Non-selective catheterization is coded when –

  • The catheter does not advance past the vessel that was accessed into a different vessel, or
  • The final catheter position is in the main trunk – aorta or vena cava

Let’s look at an example of a non-selective catheterization:

The right common femoral artery is accessed, and the physician maneuvers the catheter to the abdominal aorta and performs abdominal aortography with iliofemoral run-off.  He then removes the catheter, and the access site is closed.

This is a non-selective catheterization because the catheter is not maneuvered into any other vessel from the access site other than the aorta (trunk).
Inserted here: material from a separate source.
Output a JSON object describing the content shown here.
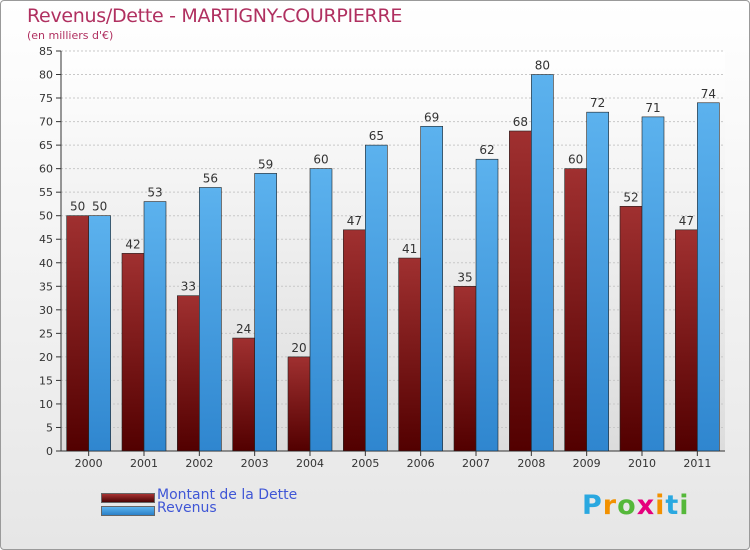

He doesn’t place the catheter in the iliac or femoral artery for angiography so there would not be a selective catheter placement for the iliofemoral angiography, this was done strictly from the aorta.  Code this scenario with 36200 for the catheter placement and 75630 for the abdominal aortography with iliofemoral run-off, don’t forget to append the 26 modifier to the 75630 if the physician is only performing the professional component.
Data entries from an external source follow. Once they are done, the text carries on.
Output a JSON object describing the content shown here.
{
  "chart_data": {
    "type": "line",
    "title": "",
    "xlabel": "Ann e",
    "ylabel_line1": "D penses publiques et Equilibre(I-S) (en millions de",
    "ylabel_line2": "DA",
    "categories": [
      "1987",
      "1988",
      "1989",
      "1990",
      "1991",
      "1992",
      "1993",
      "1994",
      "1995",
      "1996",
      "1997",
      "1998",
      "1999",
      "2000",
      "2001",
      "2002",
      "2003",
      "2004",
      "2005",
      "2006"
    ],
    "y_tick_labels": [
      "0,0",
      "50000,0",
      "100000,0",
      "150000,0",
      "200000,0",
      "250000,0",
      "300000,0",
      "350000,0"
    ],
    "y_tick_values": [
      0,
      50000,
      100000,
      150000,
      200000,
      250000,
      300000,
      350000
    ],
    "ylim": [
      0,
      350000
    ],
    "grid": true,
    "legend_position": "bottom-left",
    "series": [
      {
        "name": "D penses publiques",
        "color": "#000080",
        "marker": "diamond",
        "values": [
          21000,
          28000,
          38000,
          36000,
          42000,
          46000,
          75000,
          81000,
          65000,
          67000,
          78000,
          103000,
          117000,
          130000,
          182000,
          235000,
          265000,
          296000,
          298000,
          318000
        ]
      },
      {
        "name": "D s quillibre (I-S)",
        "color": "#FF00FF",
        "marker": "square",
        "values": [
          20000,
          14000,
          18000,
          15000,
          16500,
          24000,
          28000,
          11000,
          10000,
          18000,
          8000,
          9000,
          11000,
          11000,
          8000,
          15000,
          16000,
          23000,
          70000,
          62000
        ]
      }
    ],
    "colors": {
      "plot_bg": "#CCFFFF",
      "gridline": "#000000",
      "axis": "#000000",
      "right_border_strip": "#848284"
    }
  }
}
Let’s look at another example of non-selective catheter placement:

The right brachial vein is accessed, and the physician advances the catheter to the inferior vena cava and performs a caval venography.  The physician then removes the catheter and closes the access site.
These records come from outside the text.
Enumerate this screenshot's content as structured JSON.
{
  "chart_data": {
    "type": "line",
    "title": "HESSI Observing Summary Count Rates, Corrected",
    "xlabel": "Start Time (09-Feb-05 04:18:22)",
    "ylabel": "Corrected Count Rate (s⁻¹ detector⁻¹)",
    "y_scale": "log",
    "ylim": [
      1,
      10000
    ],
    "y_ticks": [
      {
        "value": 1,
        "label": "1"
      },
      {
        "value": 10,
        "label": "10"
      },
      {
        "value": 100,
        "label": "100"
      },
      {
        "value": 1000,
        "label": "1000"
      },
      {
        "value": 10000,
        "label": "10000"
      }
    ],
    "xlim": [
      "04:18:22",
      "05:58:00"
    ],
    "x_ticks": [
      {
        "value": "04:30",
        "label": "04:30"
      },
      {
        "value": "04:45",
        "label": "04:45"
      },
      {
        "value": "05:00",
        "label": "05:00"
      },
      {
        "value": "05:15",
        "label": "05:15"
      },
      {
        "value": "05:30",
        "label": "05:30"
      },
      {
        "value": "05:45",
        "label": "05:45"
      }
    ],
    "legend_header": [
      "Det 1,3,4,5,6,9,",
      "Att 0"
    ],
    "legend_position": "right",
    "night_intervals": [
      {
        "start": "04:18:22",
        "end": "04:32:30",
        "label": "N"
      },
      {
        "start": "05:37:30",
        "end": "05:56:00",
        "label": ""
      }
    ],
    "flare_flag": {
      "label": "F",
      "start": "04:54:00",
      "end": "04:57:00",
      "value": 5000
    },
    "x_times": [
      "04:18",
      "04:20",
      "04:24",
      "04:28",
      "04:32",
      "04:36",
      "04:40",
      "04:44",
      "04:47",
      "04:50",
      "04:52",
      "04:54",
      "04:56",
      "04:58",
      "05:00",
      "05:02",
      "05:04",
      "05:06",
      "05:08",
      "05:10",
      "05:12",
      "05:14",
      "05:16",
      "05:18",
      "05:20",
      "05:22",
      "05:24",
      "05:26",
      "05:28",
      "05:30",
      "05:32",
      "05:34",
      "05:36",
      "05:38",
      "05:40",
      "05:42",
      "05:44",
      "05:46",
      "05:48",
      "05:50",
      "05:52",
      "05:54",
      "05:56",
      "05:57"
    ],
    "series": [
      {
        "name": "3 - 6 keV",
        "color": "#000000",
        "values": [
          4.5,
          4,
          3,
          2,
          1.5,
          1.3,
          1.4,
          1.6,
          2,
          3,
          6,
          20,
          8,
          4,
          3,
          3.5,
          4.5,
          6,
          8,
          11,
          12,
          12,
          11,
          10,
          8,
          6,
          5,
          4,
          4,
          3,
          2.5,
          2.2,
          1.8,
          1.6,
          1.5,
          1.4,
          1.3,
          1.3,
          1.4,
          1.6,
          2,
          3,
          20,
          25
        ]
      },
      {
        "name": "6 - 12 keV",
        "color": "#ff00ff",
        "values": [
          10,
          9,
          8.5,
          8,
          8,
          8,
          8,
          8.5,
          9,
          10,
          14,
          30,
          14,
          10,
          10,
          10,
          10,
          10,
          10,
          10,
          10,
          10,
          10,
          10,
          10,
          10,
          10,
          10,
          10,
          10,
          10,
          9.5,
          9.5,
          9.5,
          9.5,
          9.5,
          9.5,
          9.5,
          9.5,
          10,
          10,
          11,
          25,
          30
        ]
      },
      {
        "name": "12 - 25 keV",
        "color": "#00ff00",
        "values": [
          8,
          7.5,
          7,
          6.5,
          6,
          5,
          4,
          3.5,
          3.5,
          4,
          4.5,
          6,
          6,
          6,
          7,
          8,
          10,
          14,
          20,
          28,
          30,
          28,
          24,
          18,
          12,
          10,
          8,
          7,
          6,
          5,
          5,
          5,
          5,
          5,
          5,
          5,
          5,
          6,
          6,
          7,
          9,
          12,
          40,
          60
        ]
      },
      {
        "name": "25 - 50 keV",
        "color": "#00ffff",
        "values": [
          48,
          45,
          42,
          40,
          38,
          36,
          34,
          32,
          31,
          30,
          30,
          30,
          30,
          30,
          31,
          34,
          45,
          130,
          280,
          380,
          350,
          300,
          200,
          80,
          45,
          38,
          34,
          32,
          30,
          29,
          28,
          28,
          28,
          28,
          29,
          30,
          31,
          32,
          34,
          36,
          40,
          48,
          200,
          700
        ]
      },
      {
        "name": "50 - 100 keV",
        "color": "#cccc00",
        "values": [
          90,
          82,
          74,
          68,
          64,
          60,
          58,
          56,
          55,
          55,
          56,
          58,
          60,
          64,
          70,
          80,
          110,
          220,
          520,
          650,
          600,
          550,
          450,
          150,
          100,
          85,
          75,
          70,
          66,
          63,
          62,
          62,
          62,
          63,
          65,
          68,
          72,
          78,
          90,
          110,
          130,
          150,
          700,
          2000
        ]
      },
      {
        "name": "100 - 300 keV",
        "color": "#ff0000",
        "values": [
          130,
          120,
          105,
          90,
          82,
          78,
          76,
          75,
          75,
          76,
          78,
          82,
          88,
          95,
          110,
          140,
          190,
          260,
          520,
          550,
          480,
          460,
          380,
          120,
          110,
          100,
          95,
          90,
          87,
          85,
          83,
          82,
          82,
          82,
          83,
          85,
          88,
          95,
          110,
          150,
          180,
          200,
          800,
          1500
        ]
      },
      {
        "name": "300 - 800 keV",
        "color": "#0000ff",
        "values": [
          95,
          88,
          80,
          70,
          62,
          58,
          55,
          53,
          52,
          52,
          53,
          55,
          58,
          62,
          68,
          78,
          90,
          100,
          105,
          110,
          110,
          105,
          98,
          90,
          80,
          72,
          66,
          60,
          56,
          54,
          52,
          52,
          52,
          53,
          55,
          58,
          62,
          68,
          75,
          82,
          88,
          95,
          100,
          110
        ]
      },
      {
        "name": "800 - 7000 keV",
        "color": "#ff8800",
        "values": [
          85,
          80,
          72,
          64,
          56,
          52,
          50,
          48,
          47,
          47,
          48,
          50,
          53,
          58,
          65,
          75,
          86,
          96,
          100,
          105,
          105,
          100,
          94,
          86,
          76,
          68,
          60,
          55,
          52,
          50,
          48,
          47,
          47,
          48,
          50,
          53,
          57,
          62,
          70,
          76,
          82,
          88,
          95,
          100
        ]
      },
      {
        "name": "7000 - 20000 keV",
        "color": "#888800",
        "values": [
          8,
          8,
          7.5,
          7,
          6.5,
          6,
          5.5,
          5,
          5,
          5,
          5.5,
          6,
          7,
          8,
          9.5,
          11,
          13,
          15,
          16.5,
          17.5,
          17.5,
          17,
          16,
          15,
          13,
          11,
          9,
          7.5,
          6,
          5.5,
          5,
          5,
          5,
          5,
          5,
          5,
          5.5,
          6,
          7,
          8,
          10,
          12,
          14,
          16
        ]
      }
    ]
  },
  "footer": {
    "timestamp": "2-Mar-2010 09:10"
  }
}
Again, this is a non-selective catheterization because the catheter is not placed in any vessel other than the inferior vena cava.  Code this scenario with 36010 for the catheter placement and 75825 for the venography, don’t forget to append modifier 26 to the 75825 if the physician is only performing the professional component.

 

Selective catheterization is coded when –

  • The catheter is advanced from the vessel that was accessed to a smaller branch vessel, or
  • The catheter is advanced into a different branch of the aorta

Let’s look at an example of a selective catheter placement:

The right common femoral is accessed and advanced to the aorta.  Abdominal aortography is performed and then the physician advances the catheter into the left renal artery and performs renal angiography.

This scenario became a selective catheter placement when the physician selectively engaged the renal artery, which is a different branch off the aorta. Code 36251 for the selective left renal angiography; this code includes the catheter placement and both the abdominal aortogram and the left renal angiography in one comprehensive code.

Let’s look at another example:

The right brachial artery is accessed, and the catheter is advanced to the aortic arch and aortic arch angiography is performed.  The catheter is then advanced into the vertebral artery and angiography is performed.

This scenario became a selective catheter placement once the physician advanced the catheter into the vertebral artery.  The catheter code for this scenario would be 36226 and includes the cervicocerebral arch angiography in one comprehensive code.

Knowing your vascular families and the branch of each family is so important before attempting to code catheterizations.  A vascular family is a group of vessels that branch off the same first order vessel.  An example of vascular families would be the common carotid artery, a first order vessel off the aorta, and its branches, the external carotid artery, and the internal carotid artery.

In summary, knowing your vessel anatomy and the end catheter locations are the building blocks to properly code interventional radiology catheterizations.